Nishiyama Shinichiro
Department of General Internal Medicine, Toranomon Hospital.
Nihon Rinsho. 2006 Apr;64(4):748-53.
Pharmacological therapy for acute coronary syndrome (ACS) is divided into the treatment for myocardial ischemia and that for coronary thrombosis. Immediate nitrates(sublingual tablets and sprays) are used to alleviate attacks and patients not responding them are treated by intravenously in 24 hours. The initial treatment for non-ST-segment elevation myocardial infarction(NSTEMI) with the administration of nitrates and beta blocker is judged as Class I (evidence level B) by ACC/AHA classification. Administering beta blocker in patients with ACS has reduced the progression to myocardial infarction by 13%. Ca antagonist is administered in patients for whom nitrates and/or beta blocker are contraindicated or in whom myocardial ischemia persists or frequently relapses in spite of the treatment with an adequate dose of the drugs. Since recent studies have suggested that ACS may not result from a local vascular stenosis, but from coronary inflammation, treating the local vascular lesion alone with PCI is not enough. Rather, pharmacological therapy is important to reduce overall patient risk, thereby suppressing the progress of atherosclerosis.

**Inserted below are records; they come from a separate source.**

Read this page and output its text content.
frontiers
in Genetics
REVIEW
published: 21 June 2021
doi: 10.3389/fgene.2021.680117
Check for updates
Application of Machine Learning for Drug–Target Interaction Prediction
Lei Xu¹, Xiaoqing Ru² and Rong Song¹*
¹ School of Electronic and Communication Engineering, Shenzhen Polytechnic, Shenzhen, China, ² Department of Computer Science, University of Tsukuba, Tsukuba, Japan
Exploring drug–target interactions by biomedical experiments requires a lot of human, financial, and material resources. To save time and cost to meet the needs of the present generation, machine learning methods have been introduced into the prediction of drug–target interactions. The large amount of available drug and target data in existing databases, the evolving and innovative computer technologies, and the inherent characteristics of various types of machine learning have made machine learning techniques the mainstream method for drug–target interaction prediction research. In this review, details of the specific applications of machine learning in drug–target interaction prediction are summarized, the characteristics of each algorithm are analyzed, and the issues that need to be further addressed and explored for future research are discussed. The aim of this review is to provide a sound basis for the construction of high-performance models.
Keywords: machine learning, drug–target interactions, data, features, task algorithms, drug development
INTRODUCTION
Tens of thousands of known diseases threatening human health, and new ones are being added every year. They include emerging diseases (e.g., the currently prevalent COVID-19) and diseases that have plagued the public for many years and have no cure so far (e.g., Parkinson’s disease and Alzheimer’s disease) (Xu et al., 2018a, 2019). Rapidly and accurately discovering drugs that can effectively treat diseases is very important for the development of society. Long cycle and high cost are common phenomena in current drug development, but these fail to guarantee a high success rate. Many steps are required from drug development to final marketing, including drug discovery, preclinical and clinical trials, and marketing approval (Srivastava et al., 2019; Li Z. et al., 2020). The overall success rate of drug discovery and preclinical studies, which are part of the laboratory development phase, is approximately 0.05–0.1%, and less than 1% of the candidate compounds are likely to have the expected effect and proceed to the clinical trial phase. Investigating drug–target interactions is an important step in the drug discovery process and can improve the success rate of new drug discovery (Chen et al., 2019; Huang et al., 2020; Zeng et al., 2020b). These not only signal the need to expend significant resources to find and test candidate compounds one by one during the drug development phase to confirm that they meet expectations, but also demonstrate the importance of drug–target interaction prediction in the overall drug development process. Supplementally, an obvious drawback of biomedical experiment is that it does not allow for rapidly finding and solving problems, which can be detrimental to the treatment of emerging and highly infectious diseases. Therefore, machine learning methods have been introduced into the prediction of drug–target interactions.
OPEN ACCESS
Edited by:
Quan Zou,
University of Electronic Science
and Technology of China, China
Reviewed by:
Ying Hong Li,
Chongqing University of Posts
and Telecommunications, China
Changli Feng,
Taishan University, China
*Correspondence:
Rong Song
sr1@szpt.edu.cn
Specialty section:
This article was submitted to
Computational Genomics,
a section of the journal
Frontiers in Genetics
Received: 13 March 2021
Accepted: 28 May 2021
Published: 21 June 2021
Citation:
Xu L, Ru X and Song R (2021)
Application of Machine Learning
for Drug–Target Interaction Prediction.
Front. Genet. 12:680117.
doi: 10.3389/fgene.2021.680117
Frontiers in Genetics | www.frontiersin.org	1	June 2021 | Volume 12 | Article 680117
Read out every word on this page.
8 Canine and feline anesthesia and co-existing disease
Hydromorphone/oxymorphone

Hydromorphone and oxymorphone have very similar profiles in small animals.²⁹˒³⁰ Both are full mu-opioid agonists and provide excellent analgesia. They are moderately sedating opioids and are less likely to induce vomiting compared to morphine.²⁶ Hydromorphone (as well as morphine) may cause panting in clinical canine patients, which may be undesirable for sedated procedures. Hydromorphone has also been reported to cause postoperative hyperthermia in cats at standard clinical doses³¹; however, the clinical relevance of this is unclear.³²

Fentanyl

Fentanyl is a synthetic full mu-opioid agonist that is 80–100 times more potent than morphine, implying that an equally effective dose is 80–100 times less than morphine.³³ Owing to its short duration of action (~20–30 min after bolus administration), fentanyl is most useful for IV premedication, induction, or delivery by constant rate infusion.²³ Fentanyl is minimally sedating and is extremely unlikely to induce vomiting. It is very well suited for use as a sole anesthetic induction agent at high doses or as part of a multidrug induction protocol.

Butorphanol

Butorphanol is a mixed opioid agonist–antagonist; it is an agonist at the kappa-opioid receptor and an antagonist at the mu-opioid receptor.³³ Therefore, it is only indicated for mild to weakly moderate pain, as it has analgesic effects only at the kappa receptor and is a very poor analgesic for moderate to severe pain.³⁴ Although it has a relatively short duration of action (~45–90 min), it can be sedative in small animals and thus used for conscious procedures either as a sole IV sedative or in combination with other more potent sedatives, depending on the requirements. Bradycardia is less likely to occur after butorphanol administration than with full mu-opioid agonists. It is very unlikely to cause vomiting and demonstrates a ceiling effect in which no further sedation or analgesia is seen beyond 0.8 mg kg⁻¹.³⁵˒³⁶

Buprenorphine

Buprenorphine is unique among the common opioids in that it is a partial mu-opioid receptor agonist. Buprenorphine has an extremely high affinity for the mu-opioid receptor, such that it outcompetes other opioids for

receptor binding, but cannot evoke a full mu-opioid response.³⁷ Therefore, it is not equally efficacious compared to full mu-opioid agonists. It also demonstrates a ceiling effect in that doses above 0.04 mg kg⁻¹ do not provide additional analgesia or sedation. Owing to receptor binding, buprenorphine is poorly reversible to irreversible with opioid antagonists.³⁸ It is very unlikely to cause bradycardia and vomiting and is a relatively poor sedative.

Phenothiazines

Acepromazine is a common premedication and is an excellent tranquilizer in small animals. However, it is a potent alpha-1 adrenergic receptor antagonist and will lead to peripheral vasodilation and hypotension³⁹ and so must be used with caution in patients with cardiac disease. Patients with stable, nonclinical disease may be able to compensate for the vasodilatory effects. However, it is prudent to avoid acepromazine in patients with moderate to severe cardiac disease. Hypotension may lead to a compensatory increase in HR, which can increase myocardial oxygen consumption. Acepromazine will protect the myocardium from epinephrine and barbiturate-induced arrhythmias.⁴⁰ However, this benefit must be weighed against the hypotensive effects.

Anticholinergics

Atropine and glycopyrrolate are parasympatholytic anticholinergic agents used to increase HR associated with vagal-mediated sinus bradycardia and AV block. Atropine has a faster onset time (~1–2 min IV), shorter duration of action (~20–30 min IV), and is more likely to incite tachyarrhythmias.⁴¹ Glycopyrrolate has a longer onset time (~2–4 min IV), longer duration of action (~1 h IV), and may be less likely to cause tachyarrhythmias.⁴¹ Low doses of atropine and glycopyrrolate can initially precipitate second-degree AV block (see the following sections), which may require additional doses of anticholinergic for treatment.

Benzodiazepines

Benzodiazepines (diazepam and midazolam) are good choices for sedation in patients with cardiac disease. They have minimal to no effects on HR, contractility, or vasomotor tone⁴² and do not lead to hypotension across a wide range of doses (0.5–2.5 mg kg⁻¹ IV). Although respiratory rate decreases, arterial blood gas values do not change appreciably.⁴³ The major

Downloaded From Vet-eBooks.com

急性冠状动脉综合征(ACS)的药物治疗分为心肌缺血治疗和冠状动脉血栓形成治疗。立即使用硝酸盐类药物(舌下片和喷雾剂)缓解发作,对无反应的患者在24小时内进行静脉治疗。根据美国心脏病学会/美国心脏协会(ACC/AHA)分类,对非ST段抬高型心肌梗死(NSTEMI)初始使用硝酸盐类药物和β受体阻滞剂治疗被判定为I类(证据水平B)。在ACS患者中使用β受体阻滞剂使进展为心肌梗死的比例降低了13%。在硝酸盐类药物和/或β受体阻滞剂禁忌的患者中,或在尽管使用足够剂量的这些药物治疗但心肌缺血仍持续或频繁复发的患者中,使用钙拮抗剂。由于最近的研究表明,ACS可能不是由局部血管狭窄引起,而是由冠状动脉炎症引起,因此仅用经皮冠状动脉介入治疗(PCI)治疗局部血管病变是不够的。相反,药物治疗对于降低患者总体风险很重要,从而抑制动脉粥样硬化的进展。